Mein Weltbild hat sich total gewandelt – ich fühlte mich ausgeliefert, machtlos und sah mich in der Opferrolle.Erst als ich wirklich begriffen habe, dass es wirklich nichts gibt auf Erden, dem ich ausgeliefert oder machtlos entgegenstehe, außer ich bin der Meinung das ist so!

Wir haben gelernt, unsere Welt so zu erleben und zu reagieren auf Situationen – oft automatisch und impulsiv. Ich sage, dass nur ich alleine bestimme und wähle wie die Dinge für mich sein sollen. Ich übernehme für alle meine Gefühle und für mein Handeln die volle Verantwortung!

Ich bin in gewissen Situationen eben traurig, wütend aufgebracht oder zerstört, aber ich bestimme auf welche Weise ich letztendlich damit weiter umgehe. Das ist Achtsamkeit! Ich lasse es nicht mehr zu, dass andere mich verletzen oder aufbringen können. Ich akzeptiere traurige oder unschöne Dinge, die geschehen, auch wenn sie mir nicht gefallen. Ich akzeptiere, dass wir alle Fehler haben und alle irgendwie einen Rucksack mit uns rumtragen und uns in manchen Dingen schwer tun – wir sind alle gleich und haben alle Stärken und Schwächen.

Letztendlich geht es um die Entscheidung, die ich treffe, wie ich die Dinge sehen möchte. Setze ich den Fokus auf das Negative oder treffe ich die Wahl mit meinem Herzen zu sehen und nur so habe ich Frieden.
Ich bin traurig, wenn jemand in der Familie stirbt, aber ich werde mich an Dankbarkeit und den Menschen erinnern und das Leben wie das Sterben annehmen als daran zu zerbrechen und das ist eine Wahl!
Menschen sagen oder machen Dinge, dir mir nicht gefallen, aber ich entscheide wie ich damit umgehe … ärgere ich mich und verteufle ihn oder hasse ihn? Oder akzeptiere ich, dass er oder sie anderer Meinung ist und meiner Meinung nach im Unrecht und bleibe nachsichtig und respektiere den Menschen trotzdem?
Es ist alles die Wahl die ich treffe! Eine Wahl für ein glückliches trotz Handicap erfülltes und friedliches Leben oder für Kampf, Widerstand und Unruhe – ich erschaffe mein eigenes Universum!

 

Was möchtest du anderen Angehörigen mit auf den Weg geben?

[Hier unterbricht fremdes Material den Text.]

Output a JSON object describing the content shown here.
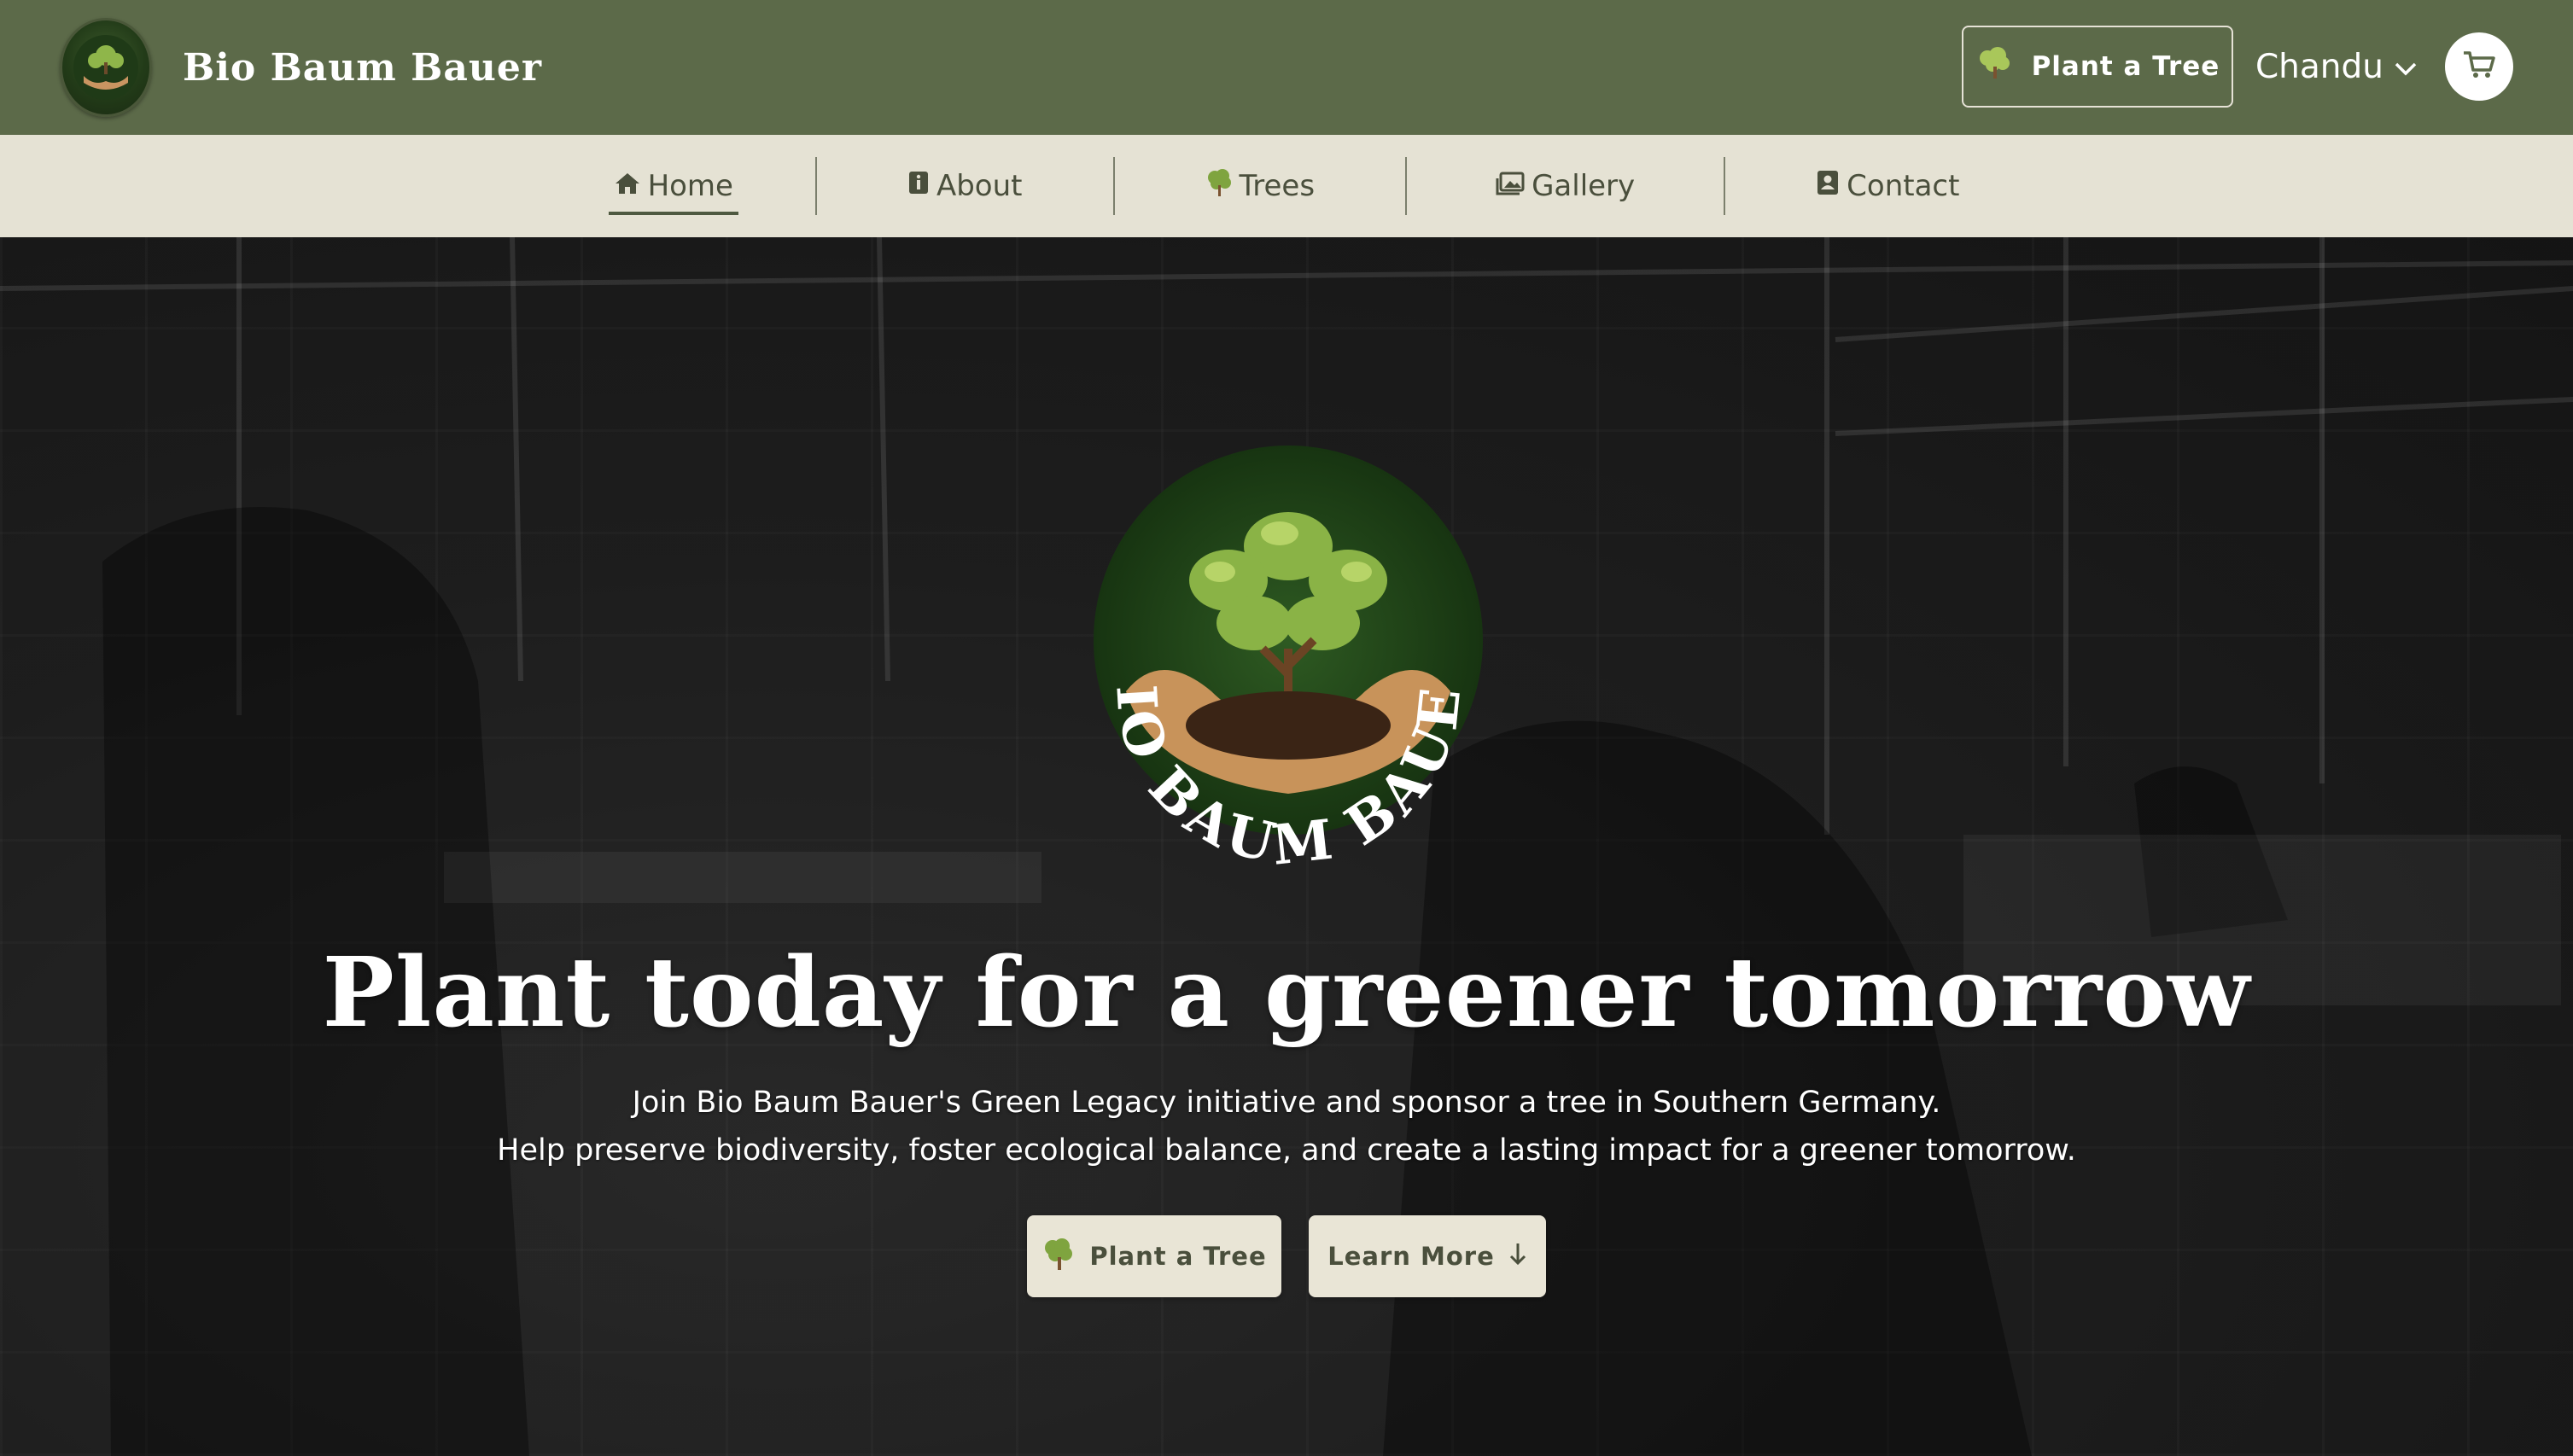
{
  "brand": {
    "name": "Bio Baum Bauer",
    "logo_text": "BIO BAUM BAUER"
  },
  "header": {
    "plant_button": "Plant a Tree",
    "user_name": "Chandu",
    "icons": [
      "tree-icon",
      "chevron-down-icon",
      "cart-icon"
    ]
  },
  "nav": {
    "items": [
      {
        "label": "Home",
        "icon": "home-icon",
        "active": true
      },
      {
        "label": "About",
        "icon": "info-icon",
        "active": false
      },
      {
        "label": "Trees",
        "icon": "tree-icon",
        "active": false
      },
      {
        "label": "Gallery",
        "icon": "images-icon",
        "active": false
      },
      {
        "label": "Contact",
        "icon": "contact-icon",
        "active": false
      }
    ]
  },
  "hero": {
    "title": "Plant today for a greener tomorrow",
    "subtitle_line1": "Join Bio Baum Bauer's Green Legacy initiative and sponsor a tree in Southern Germany.",
    "subtitle_line2": "Help preserve biodiversity, foster ecological balance, and create a lasting impact for a greener tomorrow.",
    "primary_button": "Plant a Tree",
    "secondary_button": "Learn More"
  },
  "colors": {
    "header_bg": "#5c6a49",
    "nav_bg": "#e5e2d4",
    "button_bg": "#e9e5d6",
    "text_dark": "#4a4f3c"
  }
}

Wie können sie dir (einerseits) und sich selbst (andererseits) am besten helfen?

Mich so wie sich selbst so zu akzeptieren wie man ist und loslassen und annehmen!

 

Was macht deinen Charakter aus und welche Eigenschaft schätzt du an dir am meisten?

Das Leben ist ein Lernprozess und Schwierigkeiten sind dazu da, um sie auf gute Weise zu lösen. Der Sinn meines Lebens ist der, dem ich ihn gebe – ich möchte ein glückliches und buntes Leben und lernen und wachsen! Ich bin also ein Optimist geworden, jemand der nicht aufgeben braucht, weil es immer eine Lösung gibt für mich.

Ich bin empathisch, fürsorglich und verständnisvoll!